L’élection de Boric est historique. Il est non seulement le plus jeune président de l’histoire chilienne, mais il a également promis de changer le modèle économique néolibéral du pays et d’être le président de tous les Chiliens. Cela pourrait signifier mettre davantage l’accent sur les droits des populations locales touchées par les projets miniers.

Boric a également mis l’accent sur la protection de l’environnement vis-à-vis de l’industrie minière. Dans le cadre de ses propositions, il veut créer une entreprise publique de lithium et promouvoir les investissements verts, tout en s’opposant aux initiatives minières qui détruisent l’environnement. Cela contraste avec la façon dont le Chili et les anciens présidents ont oeuvré et marque un changement de priorités pour le nouveau gouvernement. Nous pouvons espérer que cela pourrait bénéficier aux politiques favorisant la protection de l’environnement et la progression socio-économique.

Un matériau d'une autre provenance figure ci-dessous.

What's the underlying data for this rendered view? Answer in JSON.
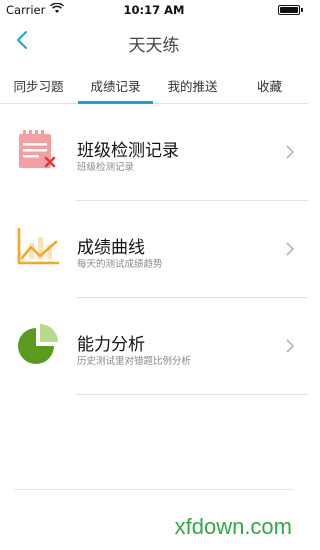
{
  "status_bar": {
    "carrier": "Carrier",
    "time": "10:17 AM"
  },
  "nav": {
    "title": "天天练",
    "back_icon": "chevron-left-icon"
  },
  "tabs": [
    {
      "label": "同步习题",
      "active": false
    },
    {
      "label": "成绩记录",
      "active": true
    },
    {
      "label": "我的推送",
      "active": false
    },
    {
      "label": "收藏",
      "active": false
    }
  ],
  "list": [
    {
      "label": "班级检测记录",
      "sub": "班级检测记录",
      "icon": "calendar-x-icon"
    },
    {
      "label": "成绩曲线",
      "sub": "每天的测试成绩趋势",
      "icon": "line-chart-icon"
    },
    {
      "label": "能力分析",
      "sub": "历史测试里对错题比例分析",
      "icon": "pie-chart-icon"
    }
  ],
  "watermark": "xfdown.com",
  "colors": {
    "accent": "#1aa3d8",
    "calendar_icon": "#f3a0a4",
    "chart_icon": "#f5a623",
    "pie_dark": "#5a9a1f",
    "pie_light": "#b6d98a",
    "watermark": "#2fa84a"
  }
}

En plus de la présidence de Boric, l’Assemblée constitutionnelle est actuellement en train d’écrire une nouvelle Constitution qui sera votée par les Chiliens avant sa mise en œuvre officielle plus tard cette année. C’est l’occasion de redéfinir le rôle et la valeur de l’environnement et des ressources naturelles. Un certain nombre de propositions sont sur la table, telles que la fixation de limites de temps pour les concessions, la répartition des bénéfices miniers et, d’une manière générale, des exigences plus environnementales. On s’attend également à ce que l’Assemblée fasse de l’eau un bien public national afin de répondre à des questions telles que le droit à la pauvreté. Cela aura des conséquences pour l’industrie minière qui utilise de grandes quantités d’eau pour son activité. Ces propositions auront un grand impact car la Constitution exposera les principes fondamentaux que l’industrie minière doit respecter.

En général, il semble que cette nouvelle génération de la politique chilienne cherche à changer le système. Au lieu de donner la priorité à l’industrie minière et aux gains qu’elle apporte à un petit nombre de Chiliens et d’investisseurs étrangers, ils mettent l’accent sur la protection de l’environnement et la croissance socio-économique des Chiliens. L’exploitation minière est au cœur de l’économie chilienne et continue de présenter beaucoup d’opportunités en raison de la demande croissante de lithium et de cuivre. Cependant, le modèle n’est pas durable à long terme en raison des risques d’exploitation environnementale et sociale. Cette nouvelle génération qui prend la tête de la politique chilienne représente un espoir d’aller vers un pays qui donne la priorité à la croissance de son peuple et à la protection de ses ressources naturelles plutôt qu’à l’exploitation à des fins économiques.